- Genre: Video games
- Narrated by: Steve Priestley
- Country of origin: United Kingdom
- Original language: English
- No. of series: 10

Production
- Running time: 30 minutes

Original release
- Network: ITV
- Release: 18 April 1992 – 6 February 2005

= Movies, Games and Videos =

Movies, Games and Videos (originally called Movies, Movies, Movies) was a television programme shown on ITV in the United Kingdom throughout the 1990s and into the early 2000s. The show reviewed new releases of movies, games, and videos, and was originally voiced by Steve Priestley in an offscreen role. It was produced by production company Capricorn Programmes for LWT (later Yorkshire Television, also HTV, finally UTV) who syndicated the programme to a variety of countries. Local broadcasters were sent scripts and given the option to re-voice programme content if required.

The show also included reviews of new game systems, video game creators and conventions/shows.

A short-lived spin-off magazine was also produced.

==Scheduling==
Movies, Games and Videos was not networked per se (not broadcast in a rigid timeslot on a specific day), but was shown in all regions to begin with. Initially this was on a Saturday lunchtime in a variety of slots - 12:30, 13:45, 15:10 etc. but gradually the scheduling varied wildly depending on each region. Some continued to broadcast it on a Saturday afternoon, whilst others began airing it in a 17:10 weekday slot, after CITV.
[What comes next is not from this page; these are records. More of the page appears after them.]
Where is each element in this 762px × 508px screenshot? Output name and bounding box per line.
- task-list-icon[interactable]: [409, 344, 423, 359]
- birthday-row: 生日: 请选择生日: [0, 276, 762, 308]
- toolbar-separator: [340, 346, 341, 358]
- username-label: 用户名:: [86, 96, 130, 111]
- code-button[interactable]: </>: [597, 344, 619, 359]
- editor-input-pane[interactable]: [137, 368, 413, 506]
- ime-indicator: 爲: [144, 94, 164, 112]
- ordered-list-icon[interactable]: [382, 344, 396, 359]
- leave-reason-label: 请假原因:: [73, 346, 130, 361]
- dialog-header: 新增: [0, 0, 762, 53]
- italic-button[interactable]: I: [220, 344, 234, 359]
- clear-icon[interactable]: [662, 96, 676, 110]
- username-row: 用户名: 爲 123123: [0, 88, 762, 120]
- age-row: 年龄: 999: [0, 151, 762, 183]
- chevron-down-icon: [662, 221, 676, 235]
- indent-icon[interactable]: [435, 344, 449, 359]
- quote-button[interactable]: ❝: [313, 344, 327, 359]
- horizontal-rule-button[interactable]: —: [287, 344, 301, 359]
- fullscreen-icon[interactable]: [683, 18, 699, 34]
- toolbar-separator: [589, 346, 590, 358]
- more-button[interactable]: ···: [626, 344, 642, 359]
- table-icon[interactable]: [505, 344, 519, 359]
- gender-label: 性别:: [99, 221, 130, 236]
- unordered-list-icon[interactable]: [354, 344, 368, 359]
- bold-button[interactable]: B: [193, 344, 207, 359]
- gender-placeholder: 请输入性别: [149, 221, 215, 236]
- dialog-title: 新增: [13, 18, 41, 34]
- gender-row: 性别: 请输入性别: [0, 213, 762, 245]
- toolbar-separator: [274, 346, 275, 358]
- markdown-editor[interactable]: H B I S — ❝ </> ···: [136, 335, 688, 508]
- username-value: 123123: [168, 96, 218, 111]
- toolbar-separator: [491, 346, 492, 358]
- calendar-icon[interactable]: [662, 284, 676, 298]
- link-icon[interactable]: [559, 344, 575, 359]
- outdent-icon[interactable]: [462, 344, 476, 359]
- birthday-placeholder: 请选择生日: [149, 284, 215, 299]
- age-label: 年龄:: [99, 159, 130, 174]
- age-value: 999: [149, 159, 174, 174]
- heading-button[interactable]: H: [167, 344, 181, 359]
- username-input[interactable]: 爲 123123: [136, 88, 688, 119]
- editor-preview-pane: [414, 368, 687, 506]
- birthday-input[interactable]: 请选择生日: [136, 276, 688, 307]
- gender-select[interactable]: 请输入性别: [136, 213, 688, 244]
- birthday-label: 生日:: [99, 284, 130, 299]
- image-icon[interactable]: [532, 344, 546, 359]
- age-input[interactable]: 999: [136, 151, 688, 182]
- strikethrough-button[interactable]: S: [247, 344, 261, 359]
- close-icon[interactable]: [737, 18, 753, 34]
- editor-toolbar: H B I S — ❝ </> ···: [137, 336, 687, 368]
Though initially successful, the show was gradually dropped by most regions and by Spring 1998, only Anglia, Central HTV, Grampian Television, Meridian, Scottish Television, UTV and Westcountry Television were broadcasting the series until August 2001. From 2002 until February 2005 the series was only screened in Northern Ireland by the local contractor UTV.

It also aired on local television stations in its later years, such as TV12 in the Isle of Wight.